在包含 varbinary(max) 数据的表中查询非 varbinary(max) 字段是否存在性能问题?
我创建了一个表来插入我的申请的所有文档。这是一个简单的表(我们称之为 DOC_DATA),有 3 个字段:DOC_ID、FileSize、Data。数据为 varbinary(max)。
然后,我有许多包含其他数据(例如“文档描述”、“创建者”、“客户 ID”...)的表(CUSTOMERS_DOCUMENTS、EMPLOYEES_DOCUMENTS...)。我的情况不完全是这样,无论如何通过写这个例子我可以更好地表达自己。所有这些表都有一个 DOC_DATA.DOC_ID 的 FK)。
当用户搜索客户文档时,他将运行类似于以下的查询:
select CD.*, DD.FileSize
from DOC_DATA DD
join CUSTOMERS_DOCUMENTS CD ON CD.DOC_ID = DD.DOC_ID
我的问题是:此查询的性能是否会很差,因为我们还从可能很大的表中读取字段(DOC_DATA 表可以包含许多GB 数据)或者这不是问题?
另一种解决方案是将 FILESize 字段放入所有主表(CUSTOMER_DOCUMENTS、EMPLOYEES_DOCUMENTS,...)中。当然,连接对性能有一点影响,现在我不是问一般的连接或不连接,而是连接或不连接一个HUGE表,而我对HUGE字段不感兴趣。
请注意:我不是在设计一个新系统,而是在维护一个遗留系统,所以在这里我不是在讨论哪个是一般最好的设计,而是在这种情况下哪个是最佳选择。
I created a table to insert all the documents of my application. It is a simple table (let's call it DOC_DATA) that has 3 fields: DOC_ID, FileSize, Data. Data is varbinary(max).

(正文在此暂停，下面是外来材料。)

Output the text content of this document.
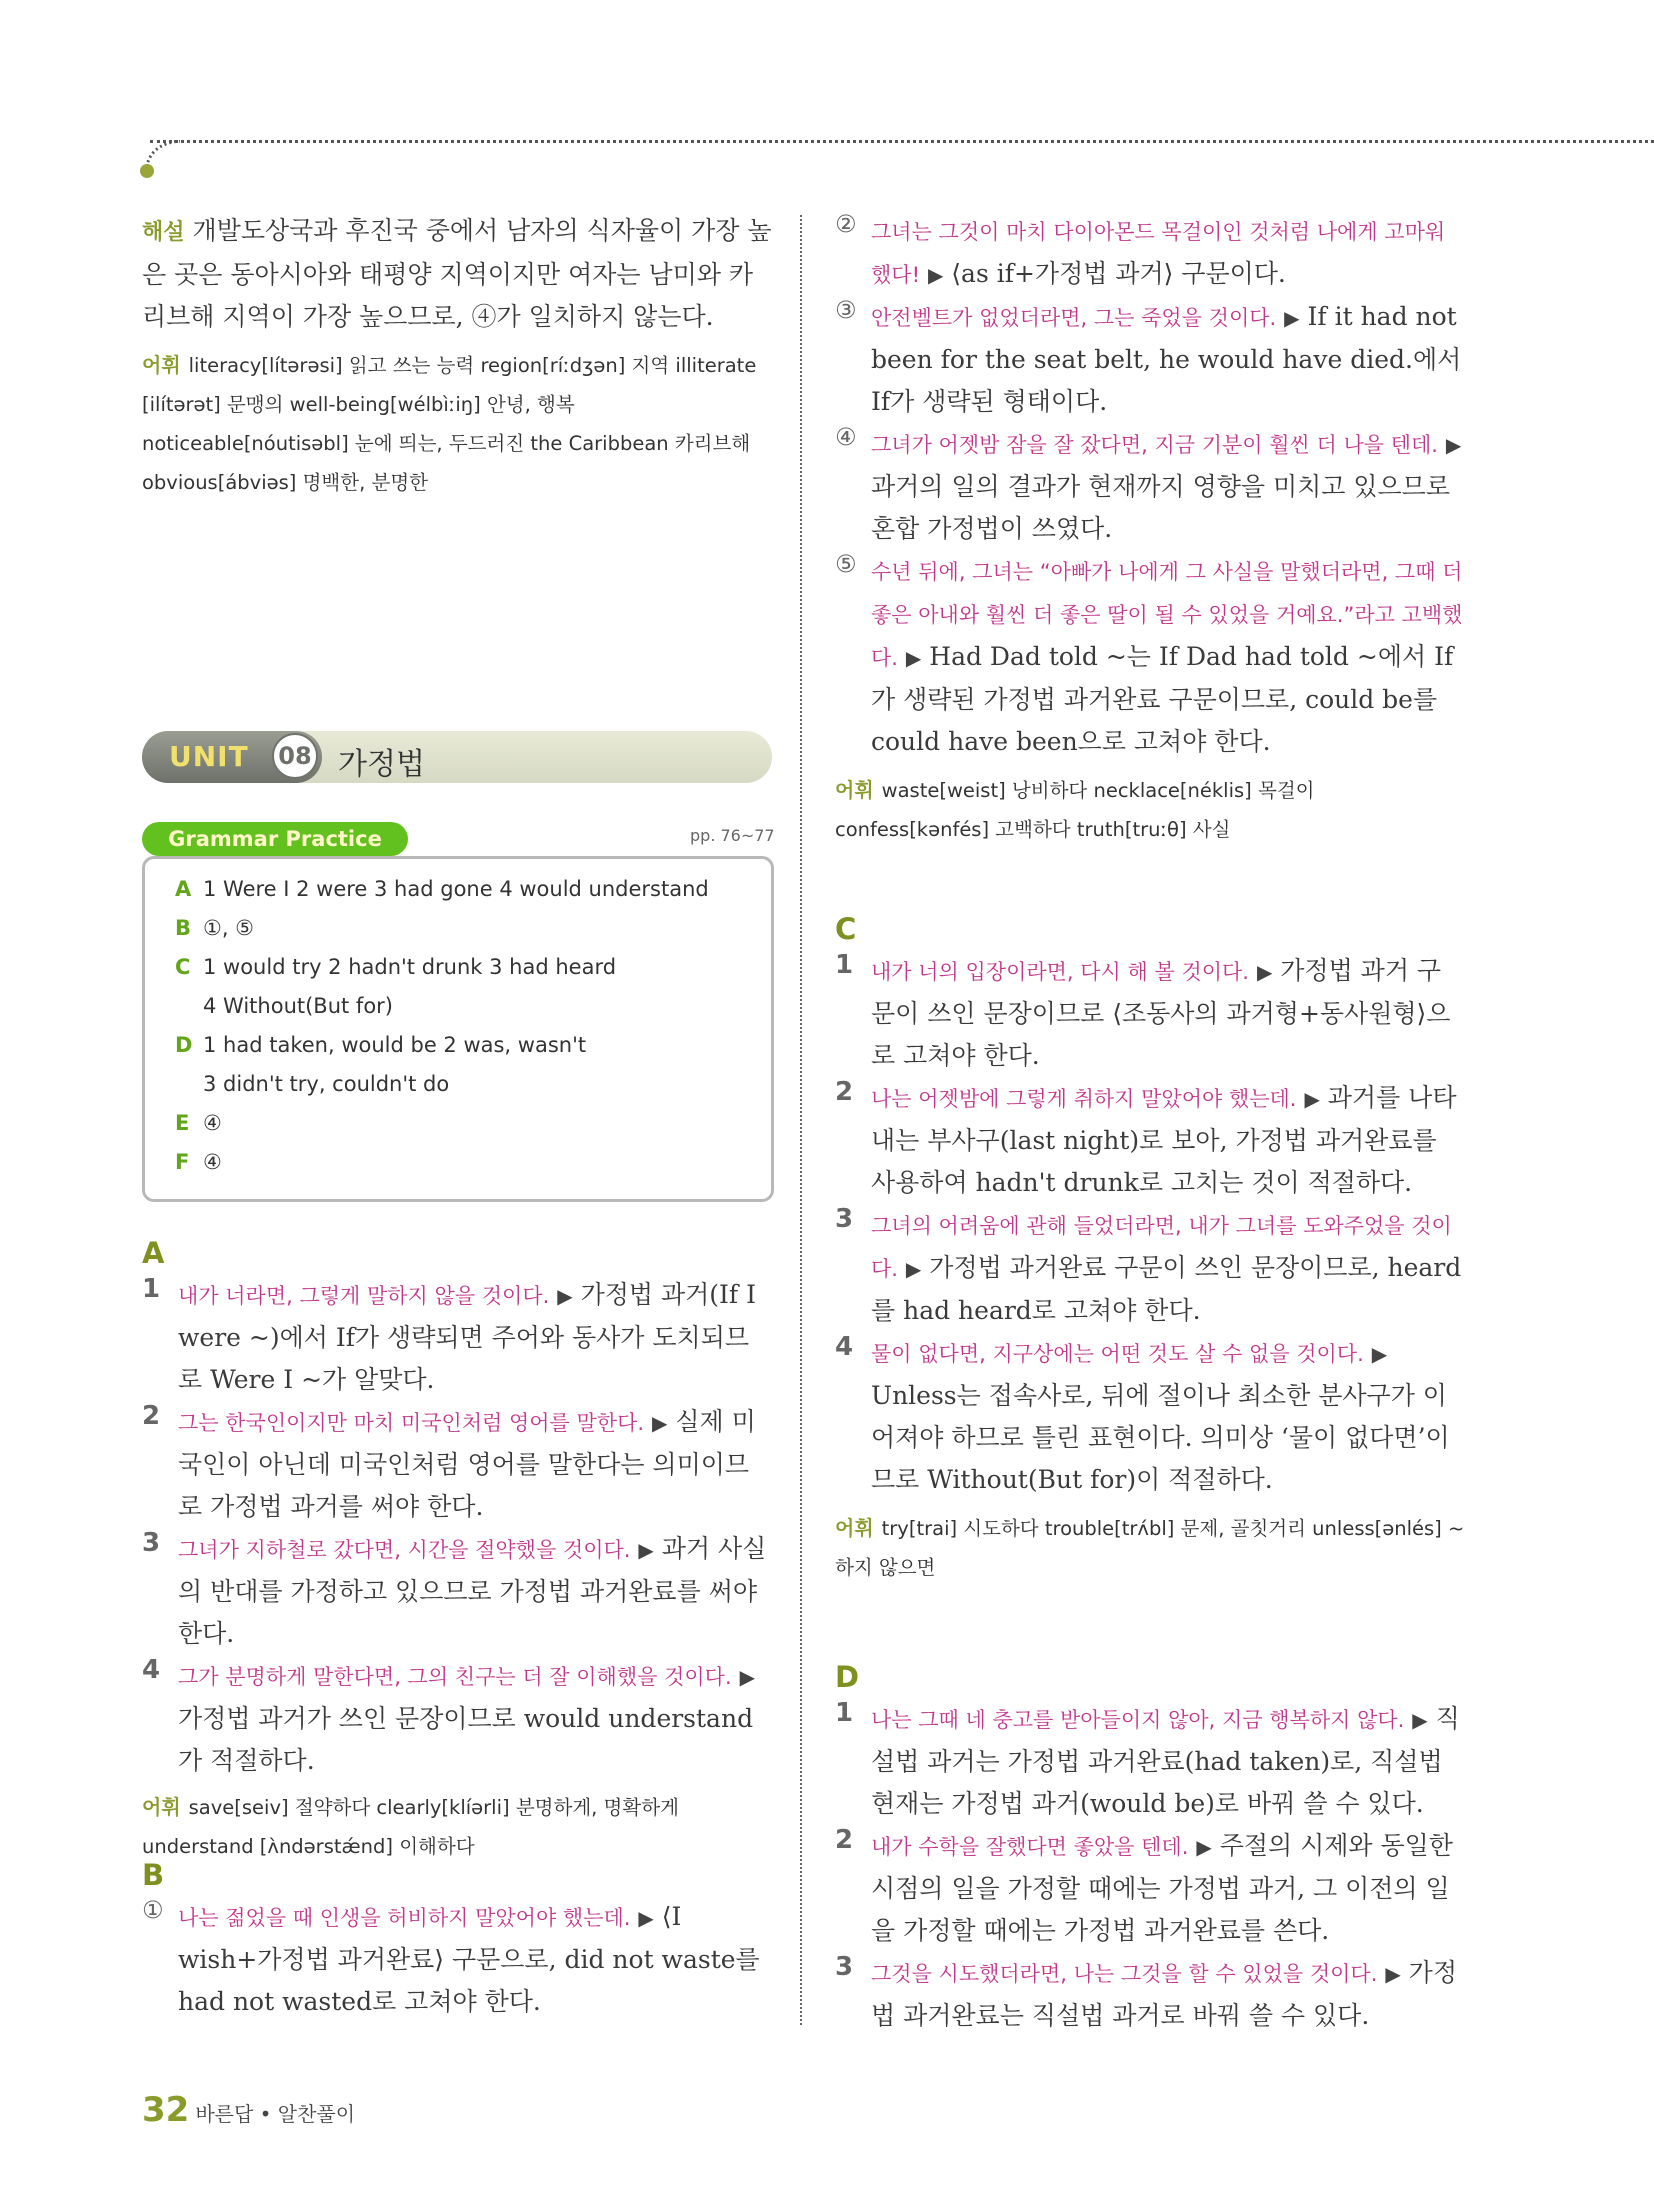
해설 개발도상국과 후진국 중에서 남자의 식자율이 가장 높은 곳은 동아시아와 태평양 지역이지만 여자는 남미와 카리브해 지역이 가장 높으므로, ④가 일치하지 않는다.

어휘 literacy[lítərəsi] 읽고 쓰는 능력 region[ríːdʒən] 지역 illiterate [ilítərət] 문맹의 well-being[wélbìːiŋ] 안녕, 행복 noticeable[nóutisəbl] 눈에 띄는, 두드러진 the Caribbean 카리브해 obvious[ábviəs] 명백한, 분명한

UNIT 08 가정법
Grammar Practice	pp. 76~77
A 1 Were I 2 were 3 had gone 4 would understand
B ①, ⑤
C 1 would try 2 hadn't drunk 3 had heard
4 Without(But for)
D 1 had taken, would be 2 was, wasn't
3 didn't try, couldn't do
E ④
F ④

A

1 내가 너라면, 그렇게 말하지 않을 것이다. ▶ 가정법 과거(If I were ~)에서 If가 생략되면 주어와 동사가 도치되므로 Were I ~가 알맞다.

2 그는 한국인이지만 마치 미국인처럼 영어를 말한다. ▶ 실제 미국인이 아닌데 미국인처럼 영어를 말한다는 의미이므로 가정법 과거를 써야 한다.

3 그녀가 지하철로 갔다면, 시간을 절약했을 것이다. ▶ 과거 사실의 반대를 가정하고 있으므로 가정법 과거완료를 써야 한다.

4 그가 분명하게 말한다면, 그의 친구는 더 잘 이해했을 것이다. ▶ 가정법 과거가 쓰인 문장이므로 would understand가 적절하다.

어휘 save[seiv] 절약하다 clearly[klíərli] 분명하게, 명확하게 understand [ʌ̀ndərstǽnd] 이해하다

B

① 나는 젊었을 때 인생을 허비하지 말았어야 했는데. ▶ ⟨I wish+가정법 과거완료⟩ 구문으로, did not waste를 had not wasted로 고쳐야 한다.

② 그녀는 그것이 마치 다이아몬드 목걸이인 것처럼 나에게 고마워했다! ▶ ⟨as if+가정법 과거⟩ 구문이다.

③ 안전벨트가 없었더라면, 그는 죽었을 것이다. ▶ If it had not been for the seat belt, he would have died.에서 If가 생략된 형태이다.

④ 그녀가 어젯밤 잠을 잘 잤다면, 지금 기분이 훨씬 더 나을 텐데. ▶ 과거의 일의 결과가 현재까지 영향을 미치고 있으므로 혼합 가정법이 쓰였다.

⑤ 수년 뒤에, 그녀는 “아빠가 나에게 그 사실을 말했더라면, 그때 더 좋은 아내와 훨씬 더 좋은 딸이 될 수 있었을 거예요.”라고 고백했다. ▶ Had Dad told ~는 If Dad had told ~에서 If가 생략된 가정법 과거완료 구문이므로, could be를 could have been으로 고쳐야 한다.

어휘 waste[weist] 낭비하다 necklace[néklis] 목걸이 confess[kənfés] 고백하다 truth[truːθ] 사실

C

1 내가 너의 입장이라면, 다시 해 볼 것이다. ▶ 가정법 과거 구문이 쓰인 문장이므로 ⟨조동사의 과거형+동사원형⟩으로 고쳐야 한다.

2 나는 어젯밤에 그렇게 취하지 말았어야 했는데. ▶ 과거를 나타내는 부사구(last night)로 보아, 가정법 과거완료를 사용하여 hadn't drunk로 고치는 것이 적절하다.

3 그녀의 어려움에 관해 들었더라면, 내가 그녀를 도와주었을 것이다. ▶ 가정법 과거완료 구문이 쓰인 문장이므로, heard를 had heard로 고쳐야 한다.

4 물이 없다면, 지구상에는 어떤 것도 살 수 없을 것이다. ▶ Unless는 접속사로, 뒤에 절이나 최소한 분사구가 이어져야 하므로 틀린 표현이다. 의미상 ‘물이 없다면’이므로 Without(But for)이 적절하다.

어휘 try[trai] 시도하다 trouble[trʌ́bl] 문제, 골칫거리 unless[ənlés] ~하지 않으면

D

1 나는 그때 네 충고를 받아들이지 않아, 지금 행복하지 않다. ▶ 직설법 과거는 가정법 과거완료(had taken)로, 직설법 현재는 가정법 과거(would be)로 바꿔 쓸 수 있다.

2 내가 수학을 잘했다면 좋았을 텐데. ▶ 주절의 시제와 동일한 시점의 일을 가정할 때에는 가정법 과거, 그 이전의 일을 가정할 때에는 가정법 과거완료를 쓴다.

3 그것을 시도했더라면, 나는 그것을 할 수 있었을 것이다. ▶ 가정법 과거완료는 직설법 과거로 바꿔 쓸 수 있다.

32 바른답 • 알찬풀이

I then have many tables (CUSTOMERS_DOCUMENTS, EMPLOYEES_DOCUMENTS, ...) that contain other data (like "document description", "Created by", "Customer ID" ...). My case is not exactly like this, anyway by writing this example I can express myself better. All these tables have a FK to DOC_DATA.DOC_ID).

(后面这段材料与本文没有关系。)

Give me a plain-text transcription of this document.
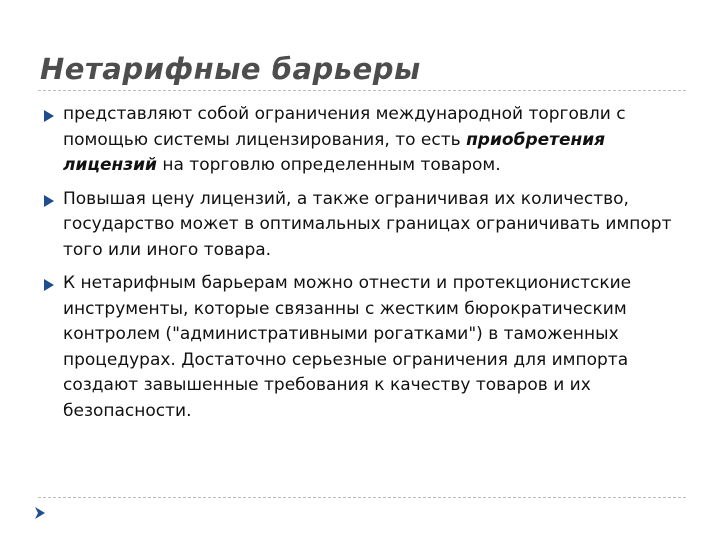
Нетарифные барьеры
представляют собой ограничения международной торговли с помощью системы лицензирования, то есть приобретения лицензий на торговлю определенным товаром.
Повышая цену лицензий, а также ограничивая их количество, государство может в оптимальных границах ограничивать импорт того или иного товара.
К нетарифным барьерам можно отнести и протекционистские инструменты, которые связанны с жестким бюрократическим контролем ("административными рогатками") в таможенных процедурах. Достаточно серьезные ограничения для импорта создают завышенные требования к качеству товаров и их безопасности.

When the user searches for a customer document he will run a query similar to this:
select CD.*, DD.FileSize
from DOC_DATA DD
join CUSTOMERS_DOCUMENTS CD ON CD.DOC_ID = DD.DOC_ID
My question is: will the performance of this query be bad because we are reading also a field from a table that is potentially huge (the DOC_DATA table can contain many GB of data) or this is not a problem?

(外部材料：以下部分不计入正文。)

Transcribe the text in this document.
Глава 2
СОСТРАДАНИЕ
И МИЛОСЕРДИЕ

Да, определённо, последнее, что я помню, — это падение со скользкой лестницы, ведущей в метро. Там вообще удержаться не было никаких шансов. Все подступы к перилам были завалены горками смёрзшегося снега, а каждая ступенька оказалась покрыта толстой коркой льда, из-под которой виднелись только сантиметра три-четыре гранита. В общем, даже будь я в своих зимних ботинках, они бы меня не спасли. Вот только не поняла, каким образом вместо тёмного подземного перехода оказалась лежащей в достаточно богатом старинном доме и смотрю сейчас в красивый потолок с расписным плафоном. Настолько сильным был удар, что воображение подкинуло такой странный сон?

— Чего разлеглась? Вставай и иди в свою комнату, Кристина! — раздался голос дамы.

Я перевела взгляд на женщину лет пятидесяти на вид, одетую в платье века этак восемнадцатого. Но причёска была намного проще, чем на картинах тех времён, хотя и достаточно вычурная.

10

The alternative solution is to put the FIleSize field in all the main tables (CUSTOMER_DOCUMENTS, EMPLOYEES_DOCUMENTS, ...). Of course a join has a little impact on the performance, now I am not asking about to join or not to join in general, but to join or not to join a HUGE table while I am not interested in the HUGE fields.
Please note: I am not designing a new system, I am maintaining a legacy system, so here I am not discussing which is the best design in general, but just which is the best option in this case.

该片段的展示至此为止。